Ca2+-Dependent Inactivation of GluN2A and GluN2B NMDA Receptors Occurs by a Common Kinetic Mechanism

N-Methyl-d-aspartate (NMDA) receptors are Ca2+-permeable channels gated by glutamate and glycine that are essential for central excitatory transmission. Ca2+-dependent inactivation (CDI) is a regulatory feedback mechanism that reduces GluN2A-type NMDA receptor responses in an activity-dependent manner. Although CDI is mediated by calmodulin binding to the constitutive GluN1 subunit, prior studies suggest that GluN2B-type receptors are insensitive to CDI. We examined the mechanism of CDI subtype dependence using electrophysiological recordings of recombinant NMDA receptors expressed in HEK-293 cells. In physiological external Ca2+, we observed robust CDI of whole-cell GluN2A currents (0.42 +/- 0.05) but no CDI in GluN2B currents (0.0850.07). In contrast, when Ca2+ was supplied intracellularly, robust CDI occurred for both GluN2A and GluN2B currents (0.75 +/- 0.03 and 0.67 +/- 0.02, respectively). To examine how the source of Ca2+ affects CDI, we recorded one-channel Na+ currents to quantify the receptor gating mechanism while simultaneously monitoring ionomycin-induced intracellular Ca2+ elevations with fluorometry.

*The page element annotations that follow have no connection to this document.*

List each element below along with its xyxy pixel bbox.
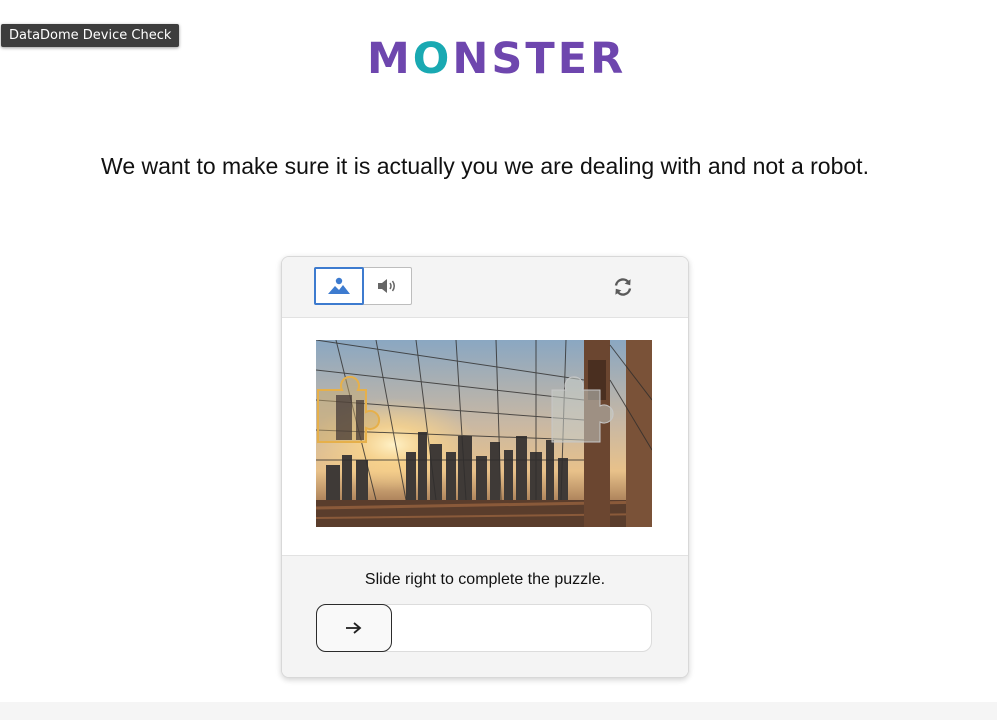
- logo-letter: S: [491, 34, 526, 84]
- refresh-icon: [614, 278, 632, 296]
- image-mode-button[interactable]: [314, 267, 364, 305]
- mountain-icon: [327, 277, 350, 294]
- captcha-header: [282, 257, 688, 318]
- logo-letter: R: [590, 34, 627, 84]
- logo-letter: N: [452, 34, 492, 84]
- captcha-widget: Slide right to complete the puzzle.: [281, 256, 689, 678]
- puzzle-image: [316, 340, 652, 527]
- device-check-tooltip: DataDome Device Check: [1, 24, 180, 47]
- bridge-skyline-image: [316, 340, 652, 527]
- bottom-strip: [0, 702, 997, 720]
- captcha-mode-toggle: [314, 267, 412, 305]
- logo-letter: E: [557, 34, 591, 84]
- arrow-right-icon: [346, 622, 362, 634]
- speaker-icon: [378, 279, 396, 293]
- slider-instruction: Slide right to complete the puzzle.: [364, 571, 606, 588]
- monster-logo: MONSTER: [367, 34, 626, 84]
- captcha-footer: Slide right to complete the puzzle.: [282, 556, 688, 677]
- logo-letter: M: [367, 34, 413, 84]
- page-headline: We want to make sure it is actually you …: [101, 153, 869, 179]
- logo-letter: O: [412, 34, 453, 84]
- logo-letter: T: [525, 34, 558, 84]
- refresh-button[interactable]: [610, 274, 636, 300]
- audio-mode-button[interactable]: [364, 268, 411, 304]
- slider-handle[interactable]: [316, 604, 392, 652]
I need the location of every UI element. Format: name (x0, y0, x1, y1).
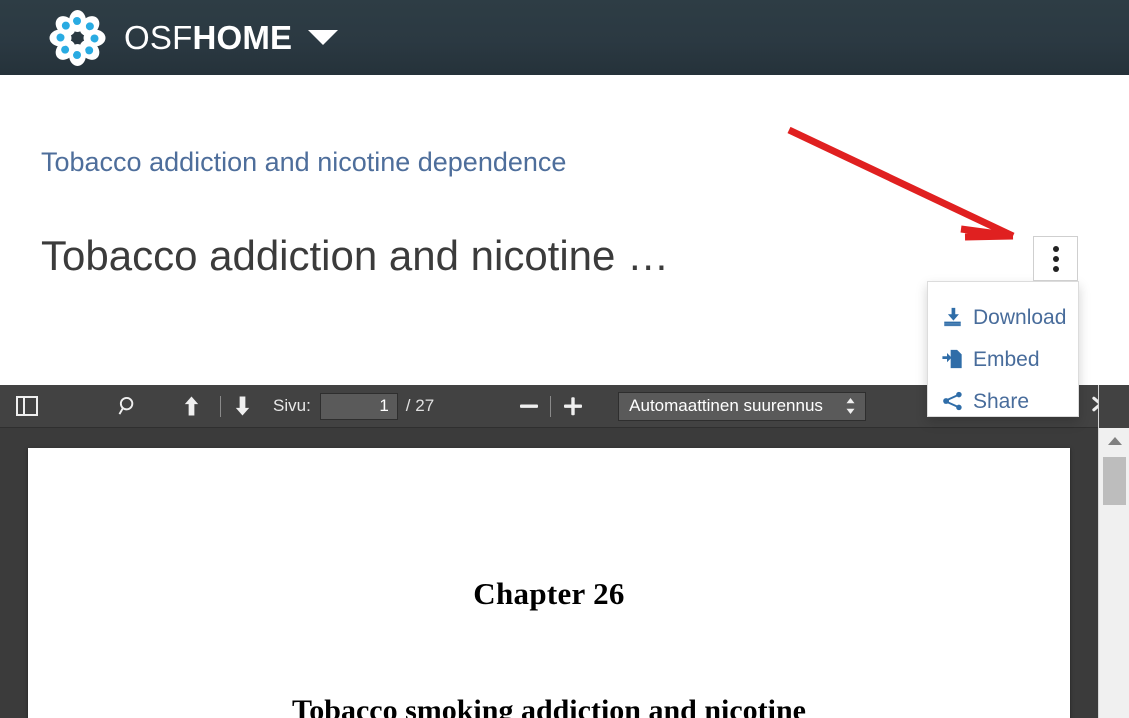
osf-logo-icon (49, 9, 105, 66)
toolbar-divider (220, 395, 221, 417)
sidebar-toggle-icon[interactable] (11, 391, 42, 422)
scroll-up-arrow-icon[interactable] (1099, 428, 1129, 454)
page-number-label: Sivu: (273, 396, 311, 415)
pdf-page-1: Chapter 26 Tobacco smoking addiction and… (28, 448, 1070, 718)
zoom-out-button[interactable] (513, 391, 544, 422)
brand-home-link[interactable]: OSFHOME (49, 9, 339, 66)
menu-item-label: Share (973, 389, 1030, 413)
chevron-down-icon[interactable] (308, 30, 339, 45)
brand-suffix: HOME (192, 19, 293, 56)
menu-item-label: Download (973, 305, 1067, 329)
more-actions-button[interactable] (1033, 236, 1078, 281)
search-icon[interactable] (113, 391, 144, 422)
breadcrumb-parent-link[interactable]: Tobacco addiction and nicotine dependenc… (41, 147, 566, 178)
page-count-label: / 27 (405, 396, 435, 415)
menu-item-embed[interactable]: Embed (928, 338, 1078, 380)
triangle-up-icon (1107, 437, 1122, 445)
zoom-level-select[interactable]: Automaattinen suurennus (618, 391, 867, 421)
previous-page-icon[interactable] (176, 391, 207, 422)
pdf-canvas-area[interactable]: Chapter 26 Tobacco smoking addiction and… (0, 428, 1098, 718)
brand-text: OSFHOME (124, 21, 292, 54)
share-icon (941, 390, 964, 412)
pdf-vertical-scrollbar[interactable] (1098, 385, 1129, 718)
toolbar-divider (550, 395, 552, 417)
menu-item-download[interactable]: Download (928, 296, 1078, 338)
page-number-input[interactable] (319, 392, 398, 420)
pdf-document-heading: Tobacco smoking addiction and nicotine (292, 694, 806, 718)
top-navbar: OSFHOME (0, 0, 1129, 75)
actions-dropdown-menu: Download Embed Share (927, 281, 1079, 417)
page-title: Tobacco addiction and nicotine … (41, 232, 670, 279)
zoom-in-button[interactable] (557, 391, 588, 422)
download-icon (941, 306, 964, 328)
menu-item-share[interactable]: Share (928, 380, 1078, 422)
vertical-ellipsis-icon (1052, 265, 1059, 272)
updown-stepper-icon (845, 397, 856, 415)
vertical-ellipsis-icon (1052, 245, 1059, 252)
menu-item-label: Embed (973, 347, 1040, 371)
brand-prefix: OSF (124, 19, 193, 56)
app-screen: OSFHOME Tobacco addiction and nicotine d… (0, 0, 1129, 718)
vertical-ellipsis-icon (1052, 255, 1059, 262)
zoom-level-value: Automaattinen suurennus (629, 396, 823, 415)
embed-icon (941, 348, 964, 370)
next-page-icon[interactable] (227, 391, 258, 422)
pdf-chapter-title: Chapter 26 (473, 576, 625, 611)
scroll-thumb[interactable] (1103, 457, 1126, 505)
pdf-viewer: Sivu: / 27 Automaattinen suurennus (0, 385, 1129, 718)
scrollbar-top-cap (1099, 385, 1129, 428)
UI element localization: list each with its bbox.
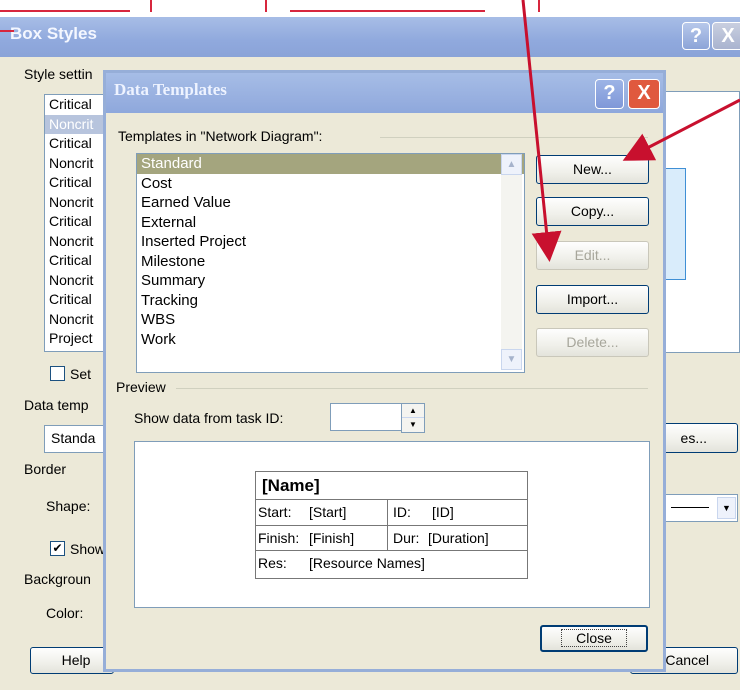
annotation-arrows [521, 0, 740, 262]
arrow-to-edit-icon [521, 0, 562, 262]
arrow-to-new-icon [622, 98, 740, 161]
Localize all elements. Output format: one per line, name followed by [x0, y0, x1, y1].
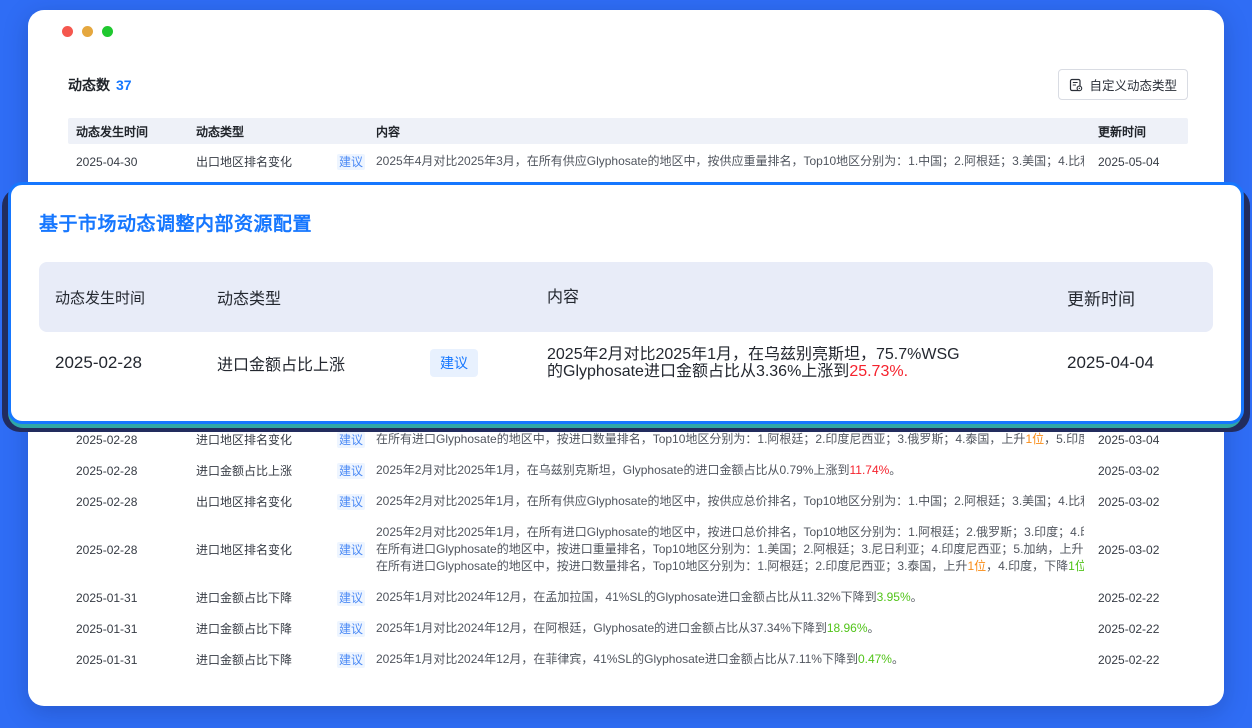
row-content: 2025年1月对比2024年12月，在阿根廷，Glyphosate的进口金额占比…	[376, 620, 1098, 637]
row-badge-cell: 建议	[337, 541, 376, 558]
row-content: 2025年4月对比2025年3月，在所有供应Glyphosate的地区中，按供应…	[376, 153, 1098, 170]
row-date: 2025-01-31	[68, 591, 196, 605]
column-header-updated: 更新时间	[1098, 123, 1188, 140]
row-type: 进口地区排名变化	[196, 541, 337, 558]
dynamics-count: 动态数 37	[68, 75, 132, 95]
row-badge-cell: 建议	[337, 462, 376, 479]
row-badge-cell: 建议	[337, 589, 376, 606]
table-row[interactable]: 2025-02-28 进口地区排名变化 建议 2025年2月对比2025年1月，…	[68, 517, 1188, 582]
row-date: 2025-02-28	[68, 433, 196, 447]
row-updated: 2025-03-02	[1098, 543, 1188, 557]
row-updated: 2025-02-22	[1098, 653, 1188, 667]
row-badge-cell: 建议	[337, 153, 376, 170]
row-updated: 2025-05-04	[1098, 155, 1188, 169]
suggestion-badge: 建议	[337, 463, 365, 479]
row-date: 2025-02-28	[68, 543, 196, 557]
column-header-type: 动态类型	[196, 123, 337, 140]
highlight-callout-card: 基于市场动态调整内部资源配置 动态发生时间 动态类型 内容 更新时间 2025-…	[8, 182, 1244, 424]
maximize-window-button[interactable]	[102, 26, 113, 37]
row-updated: 2025-03-02	[1098, 464, 1188, 478]
page-background: { "colors": { "accent": "#1677ff", "page…	[0, 0, 1252, 728]
suggestion-badge: 建议	[337, 154, 365, 170]
suggestion-badge: 建议	[337, 590, 365, 606]
row-badge-cell: 建议	[337, 651, 376, 668]
customize-button-label: 自定义动态类型	[1089, 75, 1177, 94]
row-updated: 2025-03-04	[1098, 433, 1188, 447]
suggestion-badge: 建议	[337, 542, 365, 558]
row-type: 出口地区排名变化	[196, 493, 337, 510]
row-date: 2025-04-30	[68, 155, 196, 169]
table-row[interactable]: 2025-01-31 进口金额占比下降 建议 2025年1月对比2024年12月…	[68, 644, 1188, 675]
callout-row-updated: 2025-04-04	[1067, 353, 1213, 373]
suggestion-badge: 建议	[337, 652, 365, 668]
row-date: 2025-02-28	[68, 495, 196, 509]
callout-title: 基于市场动态调整内部资源配置	[39, 209, 1213, 236]
row-content: 2025年2月对比2025年1月，在乌兹别克斯坦，Glyphosate的进口金额…	[376, 462, 1098, 479]
row-content: 2025年2月对比2025年1月，在所有进口Glyphosate的地区中，按进口…	[376, 524, 1098, 575]
row-type: 进口金额占比下降	[196, 620, 337, 637]
table-row[interactable]: 2025-01-31 进口金额占比下降 建议 2025年1月对比2024年12月…	[68, 582, 1188, 613]
close-window-button[interactable]	[62, 26, 73, 37]
row-updated: 2025-02-22	[1098, 591, 1188, 605]
document-gear-icon	[1069, 78, 1083, 92]
column-header-content: 内容	[376, 123, 1098, 140]
table-row[interactable]: 2025-04-30 出口地区排名变化 建议 2025年4月对比2025年3月，…	[68, 144, 1188, 179]
callout-table-header: 动态发生时间 动态类型 内容 更新时间	[39, 262, 1213, 332]
row-date: 2025-01-31	[68, 653, 196, 667]
row-badge-cell: 建议	[337, 431, 376, 448]
row-type: 进口金额占比下降	[196, 651, 337, 668]
table-row[interactable]: 2025-02-28 出口地区排名变化 建议 2025年2月对比2025年1月，…	[68, 486, 1188, 517]
callout-column-type: 动态类型	[217, 285, 547, 309]
callout-column-updated: 更新时间	[1067, 285, 1213, 310]
suggestion-badge: 建议	[337, 494, 365, 510]
row-content: 2025年1月对比2024年12月，在孟加拉国，41%SL的Glyphosate…	[376, 589, 1098, 606]
row-type: 进口金额占比下降	[196, 589, 337, 606]
row-content: 2025年2月对比2025年1月，在所有供应Glyphosate的地区中，按供应…	[376, 493, 1098, 510]
row-updated: 2025-03-02	[1098, 495, 1188, 509]
suggestion-badge: 建议	[337, 432, 365, 448]
row-type: 进口地区排名变化	[196, 431, 337, 448]
suggestion-badge: 建议	[337, 621, 365, 637]
callout-row-type: 进口金额占比上涨	[217, 351, 430, 375]
suggestion-badge: 建议	[430, 349, 478, 377]
callout-highlighted-row[interactable]: 2025-02-28 进口金额占比上涨 建议 2025年2月对比2025年1月，…	[39, 346, 1213, 380]
row-badge-cell: 建议	[337, 493, 376, 510]
minimize-window-button[interactable]	[82, 26, 93, 37]
column-header-date: 动态发生时间	[68, 123, 196, 140]
row-badge-cell: 建议	[337, 620, 376, 637]
table-body-top: 2025-04-30 出口地区排名变化 建议 2025年4月对比2025年3月，…	[68, 144, 1188, 179]
table-body-bottom: 2025-02-28 进口地区排名变化 建议 在所有进口Glyphosate的地…	[68, 415, 1188, 675]
table-header-row: 动态发生时间 动态类型 内容 更新时间	[68, 118, 1188, 144]
row-updated: 2025-02-22	[1098, 622, 1188, 636]
row-date: 2025-01-31	[68, 622, 196, 636]
dynamics-count-label: 动态数	[68, 77, 110, 93]
table-row[interactable]: 2025-02-28 进口金额占比上涨 建议 2025年2月对比2025年1月，…	[68, 455, 1188, 486]
customize-dynamic-type-button[interactable]: 自定义动态类型	[1058, 69, 1188, 100]
dynamics-count-value: 37	[116, 77, 132, 93]
row-date: 2025-02-28	[68, 464, 196, 478]
callout-row-date: 2025-02-28	[39, 353, 217, 373]
table-row[interactable]: 2025-01-31 进口金额占比下降 建议 2025年1月对比2024年12月…	[68, 613, 1188, 644]
callout-column-content: 内容	[547, 284, 1067, 311]
row-content: 2025年1月对比2024年12月，在菲律宾，41%SL的Glyphosate进…	[376, 651, 1098, 668]
callout-row-content: 2025年2月对比2025年1月，在乌兹别亮斯坦，75.7%WSG的Glypho…	[547, 346, 1067, 380]
row-type: 出口地区排名变化	[196, 153, 337, 170]
row-content: 在所有进口Glyphosate的地区中，按进口数量排名，Top10地区分别为：1…	[376, 431, 1098, 448]
window-titlebar	[28, 10, 1224, 37]
callout-column-date: 动态发生时间	[39, 287, 217, 308]
row-type: 进口金额占比上涨	[196, 462, 337, 479]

We found that CDI of both GluN2A and GluN2B receptors reflects receptor accumulation in long-lived closed (desensitized) states, suggesting that the observed subtype-dependent differences in macroscopic CDI reflect intrinsic differences in equilibrium open probabilities (P-o). We tested this hypothesis by measuring substantial macroscopic CDI, in physiologic conditions, for high P-o GluN2B receptors (GluN1(A652Y)/GluN2B). Together, these results show that Ca2+ flux produces activity-dependent inactivation for both GluN2A and GluN2B receptors and that the extent of CDI varies with channel P-o. These results are consistent with CDI as an autoinhibitory feedback mechanism against excessive Ca2+ load during high P-o activation.